Mais lorsque vous êtes soumis au stress, c’est comme nous l’avons dit le système sympathique qui prend le dessus à grand renfort d’adrénaline et de cortisol. A l’exact opposé du mécanisme de repos, cela a pour effet notamment d’inhiber le mécanisme de vidange intestinale, de réduire la motricité intestinale, d’accélérer le transit au niveau du colon, d’altérer la flore intestinale et d’augmenter la perméabilité intestinale. Tout cela permet d’économiser énormément d’énergie pour vous permettre d’affronter le danger plus efficacement mais votre digestion est alors ralentie,  votre estomac se vide moins vite et moins efficacement de son contenu, votre digestion est alors déréglée et apparaissent toutes sortes de troubles tels que diarrhée, constipation, maladies inflammatoires de l’intestin, syndrome du côlon irritable, douleurs à l’estomac, reflux gastro œsophagien, brûlures d’estomac, ulcère d’estomac, Intolérance alimentaire, maladie cœliaque, surpoids, obésité.

Troubles cardio-vasculaires

 

 

Sous l’effet du système nerveux sympathique destiné à faciliter la fuite ou l’affrontement du danger, le fonctionnement de notre organisme se modifie donc du tout au tout. Le dernier effet que je voulais aborder avec vous aujourd’hui au sujet de ces modifications est d’ordre cardio-vasculaire. Les catécholamines qui vous permettent de mobiliser le maximum de votre énergie pour la fuite ou l’affrontement du danger vont au même moment où elles mettent vos muscles sous tension, dilater vos bronches, élever votre pression artérielle et augmenter l’afflux sanguin dans les muscles de vos membres.
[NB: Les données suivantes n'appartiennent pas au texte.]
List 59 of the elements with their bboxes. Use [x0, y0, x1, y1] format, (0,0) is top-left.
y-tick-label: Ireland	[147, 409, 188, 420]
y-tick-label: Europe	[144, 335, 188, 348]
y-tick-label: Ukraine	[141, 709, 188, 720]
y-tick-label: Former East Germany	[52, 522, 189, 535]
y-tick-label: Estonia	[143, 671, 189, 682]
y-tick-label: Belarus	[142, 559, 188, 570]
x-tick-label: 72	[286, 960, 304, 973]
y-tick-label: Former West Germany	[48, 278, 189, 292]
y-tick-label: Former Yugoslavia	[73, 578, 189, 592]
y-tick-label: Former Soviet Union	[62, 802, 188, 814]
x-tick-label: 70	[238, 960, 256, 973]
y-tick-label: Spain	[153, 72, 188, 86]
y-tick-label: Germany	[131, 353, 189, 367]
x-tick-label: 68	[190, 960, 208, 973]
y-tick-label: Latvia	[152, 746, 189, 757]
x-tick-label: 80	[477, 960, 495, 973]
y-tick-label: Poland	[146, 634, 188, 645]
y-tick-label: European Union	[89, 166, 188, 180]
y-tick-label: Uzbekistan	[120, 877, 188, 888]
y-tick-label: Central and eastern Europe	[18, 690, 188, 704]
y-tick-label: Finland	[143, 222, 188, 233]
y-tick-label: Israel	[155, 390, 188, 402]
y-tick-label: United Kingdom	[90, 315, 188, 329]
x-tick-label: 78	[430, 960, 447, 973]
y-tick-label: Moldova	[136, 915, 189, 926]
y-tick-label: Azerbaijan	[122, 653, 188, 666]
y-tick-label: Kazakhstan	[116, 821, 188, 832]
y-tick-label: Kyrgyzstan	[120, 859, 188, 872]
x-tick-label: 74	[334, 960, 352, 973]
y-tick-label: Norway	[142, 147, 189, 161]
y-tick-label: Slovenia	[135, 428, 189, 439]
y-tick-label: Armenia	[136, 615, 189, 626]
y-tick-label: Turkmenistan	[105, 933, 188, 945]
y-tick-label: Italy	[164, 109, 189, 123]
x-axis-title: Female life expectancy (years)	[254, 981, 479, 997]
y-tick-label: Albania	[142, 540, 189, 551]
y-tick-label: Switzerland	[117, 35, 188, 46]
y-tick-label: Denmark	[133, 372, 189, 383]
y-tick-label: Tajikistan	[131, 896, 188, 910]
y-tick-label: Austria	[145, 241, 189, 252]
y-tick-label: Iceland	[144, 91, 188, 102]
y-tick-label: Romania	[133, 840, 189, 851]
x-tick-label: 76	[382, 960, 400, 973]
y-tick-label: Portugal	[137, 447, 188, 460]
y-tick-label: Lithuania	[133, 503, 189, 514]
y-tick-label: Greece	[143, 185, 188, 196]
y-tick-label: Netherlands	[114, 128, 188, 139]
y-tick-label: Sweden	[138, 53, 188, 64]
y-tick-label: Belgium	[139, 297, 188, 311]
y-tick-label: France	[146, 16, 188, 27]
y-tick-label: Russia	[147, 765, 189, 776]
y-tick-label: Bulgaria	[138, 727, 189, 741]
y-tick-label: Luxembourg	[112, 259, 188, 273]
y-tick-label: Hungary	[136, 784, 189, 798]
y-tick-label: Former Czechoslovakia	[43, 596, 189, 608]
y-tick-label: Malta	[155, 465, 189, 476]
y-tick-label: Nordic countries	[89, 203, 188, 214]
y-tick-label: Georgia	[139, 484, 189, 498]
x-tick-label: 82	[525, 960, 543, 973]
Cela permet de vous rendre physiquement plus efficace mais augmente par la même les risques de pathologies cardio-vasculaires telles que l’hypertension artérielle, augmentation du risque d’infarctus, augmentation du risque d’accidents cardio-vasculaires… D’autant que les hauts taux de cortisol favorisent le dépôt de graisse, augmentation de l'appétit et de la prise alimentaire, ce qui peut également jouer sur vôtre taux de cholestérol et augmenter encore d’un cran les risques sur le plan cardio-vasculaire.

Et vous, où en êtes-vous ? Avez-vous déjà connu ce genre de difficultés ou connaissez-vous quelqu’un qui a déjà vécu l’une des situations abordées dans cet article ? Quelles actions avez-vous mis en place pour arranger les choses ?

 

 

Vous avez maintenant toutes les clés en main pour surveiller votre état de santé de manière général et évaluer votre niveau de stress. Dans les deux prochains articles je vous donnerais des pistes sur les différents moyens que vous pouvez utiliser pour vous aider à faire baisser votre niveau de stress et retrouver plus de sérénité.